I also find myself thinking of Jem Bendell’s Deep adaptation and of the principle of relinquishment: what will I need to relinquish this week to accomplish this rebellion? Salt. Sugar. Coffee. Of course, Chocolate. The raspberries have all been made into jam, with sugar that was not grown here. I question myself whether this will be ok, and decide no, not for this week. No wheat either. No oatmeal, although we have some oats grown down in the far field for the goats. I wonder how much is there, how to thresh it, if it is possible to make bread or small cakes. No yeast. Of course yeast is naturally occuring in the environment, but I am not sure if I can make a sourdough with oats. I muse on how much we take for granted, what deep adaptation will mean, even for those of us that have some land and can grow some food. Of course we will need to work together, come together communally and share what we have grown. But not this week, and so I ponder how ready, how unready we are for living in ways that are really light on the Earth, and on the need to start now, not later. There really is no later now.
Breakfast:
I decide to use half of the small amount of quinoa I have left from last year, and make a quinoa pudding. Quinoa needs to be soaked, then boiled, and the water changed several times because of the saponins in the seeds. I save the water- if it contains saponins can I use it as soap? Can I use store bought soap this week if I am taking this challenge seriously? How could I make soap? I begin to think of all the things I need to learn.
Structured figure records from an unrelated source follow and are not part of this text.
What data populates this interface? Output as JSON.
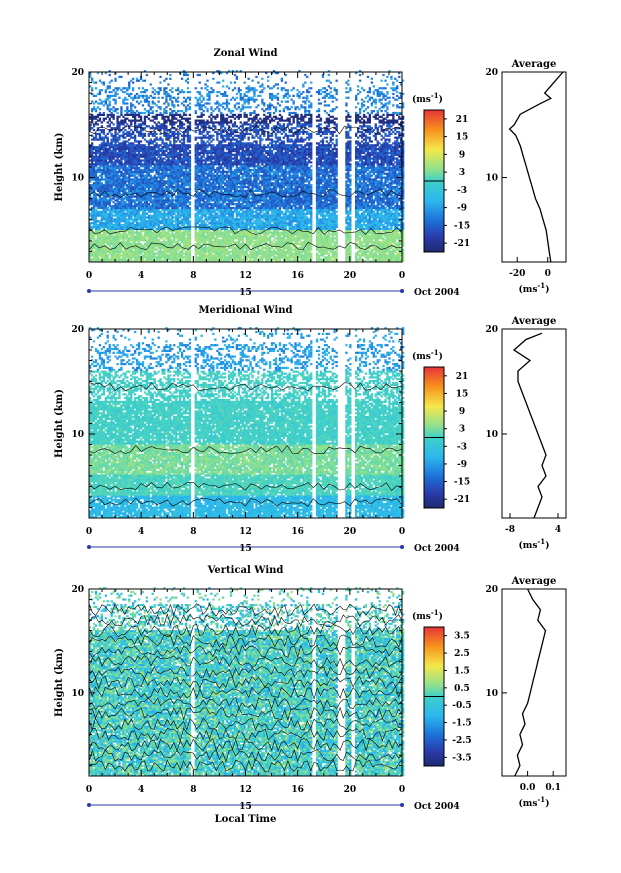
{
  "chart_data": [
    {
      "type": "heatmap",
      "title": "Zonal Wind",
      "ylabel": "Height (km)",
      "xlabel": "",
      "x_ticks": [
        "0",
        "4",
        "8",
        "12",
        "16",
        "20",
        "0"
      ],
      "y_ticks": [
        "20",
        "10"
      ],
      "xlim": [
        0,
        24
      ],
      "ylim": [
        2,
        20
      ],
      "date_center": "15",
      "date_label": "Oct 2004",
      "colorbar": {
        "unit_base": "(ms",
        "unit_exp": "-1",
        "unit_close": ")",
        "ticks": [
          "21",
          "15",
          "9",
          "3",
          "-3",
          "-9",
          "-15",
          "-21"
        ],
        "range": [
          -24,
          24
        ]
      },
      "gaps_hours": [
        [
          7.7,
          8.1
        ],
        [
          17.1,
          17.4
        ],
        [
          19.0,
          19.5
        ],
        [
          20.0,
          20.3
        ]
      ],
      "profile": {
        "title": "Average",
        "x_ticks": [
          "-20",
          "0"
        ],
        "xlim": [
          -30,
          12
        ],
        "x_tick_values": [
          -20,
          0
        ],
        "height": [
          2,
          3,
          4,
          5,
          6,
          7,
          8,
          9,
          10,
          11,
          12,
          13,
          14,
          14.6,
          15,
          16,
          17,
          17.5,
          18,
          19,
          20
        ],
        "value": [
          2,
          1,
          0,
          -1,
          -3,
          -5,
          -8,
          -10,
          -12,
          -14,
          -16,
          -18,
          -21,
          -25,
          -22,
          -18,
          -5,
          2,
          -2,
          4,
          10
        ]
      }
    },
    {
      "type": "heatmap",
      "title": "Meridional Wind",
      "ylabel": "Height (km)",
      "xlabel": "",
      "x_ticks": [
        "0",
        "4",
        "8",
        "12",
        "16",
        "20",
        "0"
      ],
      "y_ticks": [
        "20",
        "10"
      ],
      "xlim": [
        0,
        24
      ],
      "ylim": [
        2,
        20
      ],
      "date_center": "15",
      "date_label": "Oct 2004",
      "colorbar": {
        "unit_base": "(ms",
        "unit_exp": "-1",
        "unit_close": ")",
        "ticks": [
          "21",
          "15",
          "9",
          "3",
          "-3",
          "-9",
          "-15",
          "-21"
        ],
        "range": [
          -24,
          24
        ]
      },
      "gaps_hours": [
        [
          7.7,
          8.1
        ],
        [
          17.1,
          17.4
        ],
        [
          19.0,
          19.5
        ],
        [
          20.0,
          20.3
        ]
      ],
      "profile": {
        "title": "Average",
        "x_ticks": [
          "-8",
          "4"
        ],
        "xlim": [
          -10,
          6
        ],
        "x_tick_values": [
          -8,
          4
        ],
        "height": [
          2,
          3,
          4,
          5,
          6,
          7,
          8,
          9,
          10,
          11,
          12,
          13,
          14,
          15,
          16,
          17,
          18,
          19,
          19.6
        ],
        "value": [
          -2,
          -1,
          0,
          -1,
          1,
          0,
          1,
          0,
          -1,
          -2,
          -3,
          -4,
          -5,
          -6,
          -6,
          -3,
          -7,
          -4,
          0
        ]
      }
    },
    {
      "type": "heatmap",
      "title": "Vertical Wind",
      "ylabel": "Height (km)",
      "xlabel": "Local Time",
      "x_ticks": [
        "0",
        "4",
        "8",
        "12",
        "16",
        "20",
        "0"
      ],
      "y_ticks": [
        "20",
        "10"
      ],
      "xlim": [
        0,
        24
      ],
      "ylim": [
        2,
        20
      ],
      "date_center": "15",
      "date_label": "Oct 2004",
      "colorbar": {
        "unit_base": "(ms",
        "unit_exp": "-1",
        "unit_close": ")",
        "ticks": [
          "3.5",
          "2.5",
          "1.5",
          "0.5",
          "-0.5",
          "-1.5",
          "-2.5",
          "-3.5"
        ],
        "range": [
          -4,
          4
        ]
      },
      "gaps_hours": [
        [
          7.7,
          8.1
        ],
        [
          17.1,
          17.4
        ],
        [
          19.0,
          19.5
        ],
        [
          20.0,
          20.3
        ]
      ],
      "profile": {
        "title": "Average",
        "x_ticks": [
          "0.0",
          "0.1"
        ],
        "xlim": [
          -0.1,
          0.15
        ],
        "x_tick_values": [
          0.0,
          0.1
        ],
        "height": [
          2,
          3,
          4,
          5,
          6,
          7,
          8,
          9,
          10,
          11,
          12,
          13,
          14,
          15,
          16,
          17,
          18,
          19,
          20
        ],
        "value": [
          -0.05,
          -0.03,
          -0.04,
          -0.02,
          -0.03,
          -0.01,
          -0.02,
          0.0,
          0.01,
          0.02,
          0.03,
          0.04,
          0.05,
          0.06,
          0.07,
          0.04,
          0.05,
          0.02,
          0.0
        ]
      }
    }
  ]
}
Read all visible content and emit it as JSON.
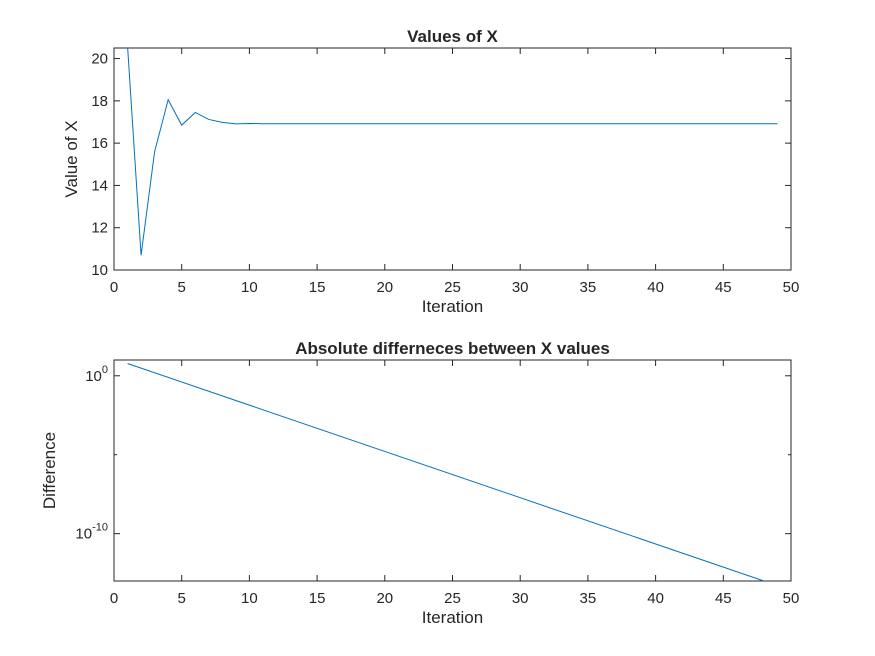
{
  "chart_data": [
    {
      "type": "line",
      "title": "Values of X",
      "xlabel": "Iteration",
      "ylabel": "Value of X",
      "xlim": [
        0,
        50
      ],
      "ylim": [
        10,
        20.5
      ],
      "xticks": [
        0,
        5,
        10,
        15,
        20,
        25,
        30,
        35,
        40,
        45,
        50
      ],
      "yticks": [
        10,
        12,
        14,
        16,
        18,
        20
      ],
      "grid": false,
      "color": "#0072BD",
      "series": [
        {
          "x": [
            1,
            2,
            3,
            4,
            5,
            6,
            7,
            8,
            9,
            10,
            11,
            12,
            13,
            14,
            15,
            16,
            17,
            18,
            19,
            20,
            21,
            22,
            23,
            24,
            25,
            26,
            27,
            28,
            29,
            30,
            31,
            32,
            33,
            34,
            35,
            36,
            37,
            38,
            39,
            40,
            41,
            42,
            43,
            44,
            45,
            46,
            47,
            48,
            49
          ],
          "values": [
            20.6,
            10.7,
            15.6,
            18.05,
            16.85,
            17.45,
            17.12,
            16.98,
            16.91,
            16.93,
            16.92,
            16.92,
            16.92,
            16.92,
            16.92,
            16.92,
            16.92,
            16.92,
            16.92,
            16.92,
            16.92,
            16.92,
            16.92,
            16.92,
            16.92,
            16.92,
            16.92,
            16.92,
            16.92,
            16.92,
            16.92,
            16.92,
            16.92,
            16.92,
            16.92,
            16.92,
            16.92,
            16.92,
            16.92,
            16.92,
            16.92,
            16.92,
            16.92,
            16.92,
            16.92,
            16.92,
            16.92,
            16.92,
            16.92
          ]
        }
      ]
    },
    {
      "type": "line",
      "title": "Absolute differneces between X values",
      "xlabel": "Iteration",
      "ylabel": "Difference",
      "xlim": [
        0,
        50
      ],
      "yscale": "log",
      "ylim": [
        1e-13,
        10
      ],
      "xticks": [
        0,
        5,
        10,
        15,
        20,
        25,
        30,
        35,
        40,
        45,
        50
      ],
      "yticks": [
        {
          "value": 1,
          "base": "10",
          "exp": "0"
        },
        {
          "value": 1e-10,
          "base": "10",
          "exp": "-10"
        }
      ],
      "yminorticks": [
        1e-05
      ],
      "grid": false,
      "color": "#0072BD",
      "series": [
        {
          "x": [
            1,
            48
          ],
          "values": [
            6,
            1e-13
          ]
        }
      ]
    }
  ]
}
I am aware as I boil the quinoa and then spin it to a pulp that I am using electricity that does nto come from here. In a perfect experience I would need to use solar or wind power, or build a fire with my own wood. Our wood is from the farm next door, but not from our own land. I decide that for htis week, I will have to compromise on the energy.
I mix the quinoa with some apple pectin I cooked down two days ago, and with small pieces of apple and plum. No sugar or salt. We have some honey from the neighbor next door- I reflect that this may be ok, but I am not using it this morning. I regret slightly, that I did not pick more raspberries when they were ripe, or more of the black cherries. I wish the hazelnut trees had nuts this year, and that the sunflowers had grown better. I am aware of the better choices I would have to make, the care I would have to take, if my garden were the only source of nutrition.
The pudding is slightly nutty and creamy from the pectin, slightly tart and slightly sweet. I drink mint lemon water with mint from the garden and slices of lemon from our indoor lemon tree. It’s fine, and I have gratitude for nourishment, food planted from seeds by my own hands, watered an nourished by my own energy, now providing abundance and giving energy back to my body. It’s actually very filling, and I save half the bowl for tomorrow’s breakfast. I think of people who do not have enough to eat, of the coming food crises due to climate calamities, and move also into The Work that Reconnects’ “acknowledging our pain for the world”. The next step of the Work, “Seeing with New Eyes”, is also right in front of me: We are of the Earth and nourished by the Earth, and the solutions to this crisis are in reconnecting to the Earth, relearning to grow and harvest from her bounty without destroying ecosystems, and working as community to help each other. There is no other way.